Suite à ce drame, Kitano réalise en 1996 l’émouvant Kids Return. Et l’année suivante, Hana-Bi. Le bouffon qui se déguise en souris pour balancer des morceaux de viande sur les figurants hystériques de ses shows TV se métamorphose alors en génie du 7e art avec une science du cadrage hallucinante, un art de l’ellipse à faire pâlir Robert Bresson, privilégiant le hors-champ, les plans fixes figés, la scène suivant l’action à l’action elle-même.
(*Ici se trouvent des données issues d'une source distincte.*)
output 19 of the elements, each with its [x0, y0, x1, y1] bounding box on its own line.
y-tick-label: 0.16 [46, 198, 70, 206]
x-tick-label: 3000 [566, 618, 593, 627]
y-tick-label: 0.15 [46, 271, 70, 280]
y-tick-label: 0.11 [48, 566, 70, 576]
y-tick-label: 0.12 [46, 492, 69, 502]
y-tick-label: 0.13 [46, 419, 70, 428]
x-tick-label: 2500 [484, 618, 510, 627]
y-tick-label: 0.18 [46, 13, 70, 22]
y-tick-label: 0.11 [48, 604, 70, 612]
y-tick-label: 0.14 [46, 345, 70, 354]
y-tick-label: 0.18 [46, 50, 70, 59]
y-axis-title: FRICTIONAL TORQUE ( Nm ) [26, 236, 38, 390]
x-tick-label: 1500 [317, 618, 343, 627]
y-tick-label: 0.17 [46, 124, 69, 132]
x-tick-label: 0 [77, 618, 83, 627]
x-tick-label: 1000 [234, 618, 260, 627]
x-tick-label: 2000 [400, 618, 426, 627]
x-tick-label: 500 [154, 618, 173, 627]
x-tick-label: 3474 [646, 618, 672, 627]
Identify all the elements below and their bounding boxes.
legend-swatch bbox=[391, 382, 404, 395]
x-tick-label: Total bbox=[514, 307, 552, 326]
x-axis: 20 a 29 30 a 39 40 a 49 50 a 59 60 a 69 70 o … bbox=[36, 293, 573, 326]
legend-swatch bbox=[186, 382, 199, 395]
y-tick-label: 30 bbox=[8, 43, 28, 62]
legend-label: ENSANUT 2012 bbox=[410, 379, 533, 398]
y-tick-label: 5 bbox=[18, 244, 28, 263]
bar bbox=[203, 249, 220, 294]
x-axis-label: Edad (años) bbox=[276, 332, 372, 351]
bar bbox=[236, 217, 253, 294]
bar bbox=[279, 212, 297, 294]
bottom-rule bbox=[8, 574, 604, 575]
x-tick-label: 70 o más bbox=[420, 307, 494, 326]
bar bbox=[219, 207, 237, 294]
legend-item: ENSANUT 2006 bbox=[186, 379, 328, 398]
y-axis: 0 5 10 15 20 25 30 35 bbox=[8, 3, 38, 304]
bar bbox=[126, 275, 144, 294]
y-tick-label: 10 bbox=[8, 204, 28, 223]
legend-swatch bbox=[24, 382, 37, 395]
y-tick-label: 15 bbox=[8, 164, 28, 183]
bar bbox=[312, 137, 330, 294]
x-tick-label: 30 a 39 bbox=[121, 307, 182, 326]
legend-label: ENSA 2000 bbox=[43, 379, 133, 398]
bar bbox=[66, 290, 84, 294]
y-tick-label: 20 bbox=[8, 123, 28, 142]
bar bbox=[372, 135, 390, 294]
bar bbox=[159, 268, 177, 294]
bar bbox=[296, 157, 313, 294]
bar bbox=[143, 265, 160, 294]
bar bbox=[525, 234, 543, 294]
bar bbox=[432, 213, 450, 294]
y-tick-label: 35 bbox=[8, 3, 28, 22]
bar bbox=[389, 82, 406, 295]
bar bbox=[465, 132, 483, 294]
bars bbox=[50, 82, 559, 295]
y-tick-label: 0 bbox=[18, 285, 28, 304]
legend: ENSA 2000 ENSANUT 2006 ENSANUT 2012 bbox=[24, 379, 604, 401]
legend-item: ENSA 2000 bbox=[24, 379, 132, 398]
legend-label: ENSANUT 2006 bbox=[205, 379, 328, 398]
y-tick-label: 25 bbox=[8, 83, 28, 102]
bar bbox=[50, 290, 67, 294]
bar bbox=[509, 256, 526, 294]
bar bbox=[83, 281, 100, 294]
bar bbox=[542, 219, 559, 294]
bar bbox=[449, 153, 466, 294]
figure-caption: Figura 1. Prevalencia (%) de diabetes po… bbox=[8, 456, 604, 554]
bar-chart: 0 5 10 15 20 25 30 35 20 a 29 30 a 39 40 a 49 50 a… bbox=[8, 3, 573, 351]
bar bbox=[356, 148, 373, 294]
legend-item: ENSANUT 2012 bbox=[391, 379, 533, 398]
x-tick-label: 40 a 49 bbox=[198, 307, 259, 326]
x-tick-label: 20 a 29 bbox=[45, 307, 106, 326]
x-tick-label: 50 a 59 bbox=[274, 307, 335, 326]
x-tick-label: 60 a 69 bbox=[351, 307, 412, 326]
Hana-Bi est une histoire de morts-vivants. Dans ce polar existentiel qu’il écrit, produit, monte et réalise, Takeshi Kitano incarne un flic laminé, un mort en sursis. Sa femme est rongée par le cancer, un collègue vient de se faire dessouder par un yakuza, un autre se retrouve cloué sur une chaise roulante. Pour offrir à sa femme une ultime virée amoureuse, pour la voir sourire une dernière fois, l’inspecteur Nishi va se compromettre avec des yakuzas, rectifier quelques nuisibles et braquer une banque.
Dans ce film en liberté, d’une beauté sidérante, Kitano bouleverse la chronologie, emboîte les histoires et le spectateur doit raccorder cette narration-puzzle. Il réinvente le 7e art. Entre deux fusillades hardcore, Kitano filme la mer, les nuages, un regard qui s’éteint… Et surtout, il cadre plein pot ses peintures bariolées : des feux d’artifices, des enfants, de chiens-tournesol ou des chauves-souris à tête d’orchidée. Le polar se métamorphose en un trip poétique, en mélo poétique, avec une mise en scène à la perfection géométrique.
Depuis, Takeshi Kitano a multiplié les apparitions dans les films des autres (récemment Ghost in the Shell où il incarnait le supérieur hiérarchique du Major Scarlett Johansson), les productions (notamment les films du Chinois Jia Zhangke), les réalisations (des films comiques, barrés, des films de samouraïs, de yakuzas…), mais il n’a jamais retrouvé la grâce et le génie d’Hana-bi.
Hana-Bi
Réalisé par Takeshi Kitano
Avec Takeshi Kitano, Kayoko Kishimoto, Ren Osugi.